Intolerante com a ignorância dos colegas de claustro; aborrecia-se com as discussões de sutilezas teológicas. Leu dois comentários proibidos de Erasmus e discutia desassombradamente a heresia de Ariano, que negava a divindade de Cristo. Suas tendências heterodoxas provocaram censuras e admoestações e por fim passou por um julgamento por heresias promovido pelo padre provincial da ordem, e então ele foi morar no Convento dominicano de Minerava, em Roma, em fevereiro 1576. La foi vítima de uma acusação improcedente de assassinato. Aparentemente não mudou suas atitudes pois, em pouco tempo, novo processo foi aberto contra ele no convento de Minerva. Deixou, então, o hábito dominicano e perambulou pelo norte da Itália por mais de um ano.
Suíça e França. Em 1578, viajou para a Suíça, onde, em Genebra, ganhava a vida fazendo revisão de textos. É tido como certo que lá ele abraçou o calvinismo, apesar de haver mais tarde negado veementemente, diante da Inquisição em Veneza, que tivesse aderido à Igreja Reformada. Talvez tenha aderido apenas por conveniência por se achar em um país calvinista, porque logo publicou um escrito em que criticava desrespeitosamente um professor calvinista. Discorda da tese calvinista da justificação por meio da fé e não das obras, o que para ele significava desvalorização e desprezo de toda caridade, misericórdia e justiça. A reação dos calvinistas foi rigorosa: foi preso e excomungado, porém retratou-se e assim lhe foi permitido deixar a cidade.
Vai para a França. Passa 2 anos (1579-1581) em Toulouse, onde consegue nomeação para uma cátedra de filosofia. Fiel as suas primeiras leituras sobre a teoria luliana, quando professor na universidade de Toulouse Bruno escreve um livro: Clavis Magna (“A grande chave”) sobre o assunto. Lá tentou, sem sucesso, ser absolvido pela Igreja Católica. A esta altura é um homem sem pátria e sem Igreja. Seguiu para Lyon onde concluiu o Clavis Magn dedicado à arte da memorização, e de lá, em 1581, para Paris.
Primeiro período em Paris. Em Paris Bruno encontrou ambiente favorável para trabalhar e lecionar. Não era incomum para os eruditos vagar de lugar para lugar, buscando alunos e protetores abastados. Ele fazia contactos facilmente e podia interessar qualquer grupo que encontrasse com o fogo de suas idéias. Leciona publicamente filosofia, sob os auspícios do Colégio de Cambrai, o precursor do Colégio de França.
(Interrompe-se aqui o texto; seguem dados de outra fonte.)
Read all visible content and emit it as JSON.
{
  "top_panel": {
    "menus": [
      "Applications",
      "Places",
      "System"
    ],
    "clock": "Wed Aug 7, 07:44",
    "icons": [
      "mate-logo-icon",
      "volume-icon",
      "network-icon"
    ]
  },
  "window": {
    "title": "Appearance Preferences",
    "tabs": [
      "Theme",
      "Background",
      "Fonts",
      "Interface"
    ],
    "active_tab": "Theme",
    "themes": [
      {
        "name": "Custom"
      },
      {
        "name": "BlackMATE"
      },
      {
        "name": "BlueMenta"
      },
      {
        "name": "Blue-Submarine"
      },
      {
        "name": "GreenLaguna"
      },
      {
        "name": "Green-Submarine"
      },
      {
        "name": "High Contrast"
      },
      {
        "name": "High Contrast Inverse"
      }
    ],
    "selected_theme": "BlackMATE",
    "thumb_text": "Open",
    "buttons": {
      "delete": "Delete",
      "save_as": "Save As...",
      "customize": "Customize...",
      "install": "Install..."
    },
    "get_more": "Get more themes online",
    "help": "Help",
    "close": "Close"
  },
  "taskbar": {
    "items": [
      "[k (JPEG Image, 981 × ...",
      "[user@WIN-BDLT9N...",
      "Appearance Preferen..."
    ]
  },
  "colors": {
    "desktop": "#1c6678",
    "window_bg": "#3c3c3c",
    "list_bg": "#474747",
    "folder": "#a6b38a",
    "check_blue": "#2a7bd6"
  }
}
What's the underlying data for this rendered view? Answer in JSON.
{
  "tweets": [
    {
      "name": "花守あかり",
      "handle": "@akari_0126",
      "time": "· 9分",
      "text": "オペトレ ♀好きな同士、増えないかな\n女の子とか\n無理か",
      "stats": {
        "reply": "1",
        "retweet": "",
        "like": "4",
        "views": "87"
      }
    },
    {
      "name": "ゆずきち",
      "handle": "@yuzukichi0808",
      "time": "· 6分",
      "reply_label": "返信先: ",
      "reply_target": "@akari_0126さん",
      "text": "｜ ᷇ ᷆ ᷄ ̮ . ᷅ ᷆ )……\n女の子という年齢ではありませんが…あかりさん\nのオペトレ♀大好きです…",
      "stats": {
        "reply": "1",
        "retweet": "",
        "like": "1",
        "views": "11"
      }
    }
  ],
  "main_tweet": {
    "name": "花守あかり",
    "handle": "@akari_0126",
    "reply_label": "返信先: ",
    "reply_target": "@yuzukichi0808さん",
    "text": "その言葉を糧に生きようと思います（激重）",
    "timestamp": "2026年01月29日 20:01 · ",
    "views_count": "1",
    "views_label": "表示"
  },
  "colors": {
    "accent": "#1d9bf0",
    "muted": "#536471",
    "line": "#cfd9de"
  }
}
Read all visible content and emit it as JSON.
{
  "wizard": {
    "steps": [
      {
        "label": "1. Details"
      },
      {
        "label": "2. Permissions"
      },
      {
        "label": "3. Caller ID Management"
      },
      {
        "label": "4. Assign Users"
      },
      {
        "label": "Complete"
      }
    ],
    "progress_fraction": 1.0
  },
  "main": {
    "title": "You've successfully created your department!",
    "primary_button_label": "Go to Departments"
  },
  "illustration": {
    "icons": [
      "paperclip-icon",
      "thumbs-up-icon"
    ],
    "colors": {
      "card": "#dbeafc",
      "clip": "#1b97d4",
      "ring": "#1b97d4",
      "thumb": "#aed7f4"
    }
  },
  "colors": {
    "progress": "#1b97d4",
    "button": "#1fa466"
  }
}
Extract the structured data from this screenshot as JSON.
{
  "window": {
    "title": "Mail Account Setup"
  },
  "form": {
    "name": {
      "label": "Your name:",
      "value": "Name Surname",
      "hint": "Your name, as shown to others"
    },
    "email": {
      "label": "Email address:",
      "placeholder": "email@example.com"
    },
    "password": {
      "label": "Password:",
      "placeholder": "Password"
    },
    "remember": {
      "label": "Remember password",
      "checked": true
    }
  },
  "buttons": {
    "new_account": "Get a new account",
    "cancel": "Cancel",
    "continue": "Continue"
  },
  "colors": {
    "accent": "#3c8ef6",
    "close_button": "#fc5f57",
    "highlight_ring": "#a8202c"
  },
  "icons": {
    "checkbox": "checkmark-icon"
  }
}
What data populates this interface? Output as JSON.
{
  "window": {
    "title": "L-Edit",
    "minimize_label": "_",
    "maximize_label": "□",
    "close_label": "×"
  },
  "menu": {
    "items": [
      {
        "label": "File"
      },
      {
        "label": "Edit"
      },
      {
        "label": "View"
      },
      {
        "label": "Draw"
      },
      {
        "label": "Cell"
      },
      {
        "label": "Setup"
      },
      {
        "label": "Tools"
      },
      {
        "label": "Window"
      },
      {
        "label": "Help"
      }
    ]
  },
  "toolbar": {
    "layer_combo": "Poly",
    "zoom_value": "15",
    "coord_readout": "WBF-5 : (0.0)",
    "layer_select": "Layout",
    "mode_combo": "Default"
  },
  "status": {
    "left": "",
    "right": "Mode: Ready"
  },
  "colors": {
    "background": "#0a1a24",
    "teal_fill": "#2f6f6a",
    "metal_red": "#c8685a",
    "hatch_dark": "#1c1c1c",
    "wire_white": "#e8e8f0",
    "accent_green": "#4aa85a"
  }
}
A reputação de Bruno chegou ao conhecimento Henrique III, que ficou curioso de conhecer essa nova atração filosófica. O rei estava curioso de descobrir se a arte de Bruno era de um mágico ou de um bruxo. Bruno gozava a reputação de um mágico que podia dotar a pessoa de uma grande retenção de memória, mas demonstrou ao rei que seu sistema era baseado em conhecimento organizado. Bruno encontrou um verdadeiro protetor em Henrique III.
A corte era dominada por uma facção de católicos tolerantes, simpatizantes do rei de Navarra, o protestante Henrique de Bourbon, sucessor presuntivo de Henrique III. A posição religiosa de Bruno afinava com esse grupo liberal, motivo de ser bem aceito na corte e receber a proteção do rei. As artes combinatória e mnemônica são os principais objetos da curiosidade real. O rei concede-lhe uma renda especial, nomeando-o um de seus “Leitores reais”. Bruno logo desperta a inveja dos professores por ser popular e admirado, mas sustenta com habilidade sua posição.
Foi por essa ocasião que um dos primeiros trabalhos de Bruno foi publicado De Umbris Idearum, (“A sombra das idéias”) logo seguido por Ars Memoriae (“Arte da memória”). Nestes livros ele sustentava que a idéias eram somente sombras da verdade. No mesmo ano um terceiro livro surgiu: De architetura et commento artis Lulli (“Sobre a Arte de Lúlio e comentário”).
Lúlio havia tentado provar os dogmas da Igreja por meio da razão. Bruno nega o valor desse esforço mental. Ele argumenta que o Cristianismo é inteiramente irracional, que é contrário à filosofia e que contraria outras religiões. Salienta que nos o aceitamos pela fé, que a assim chamada revelação não tem base científica.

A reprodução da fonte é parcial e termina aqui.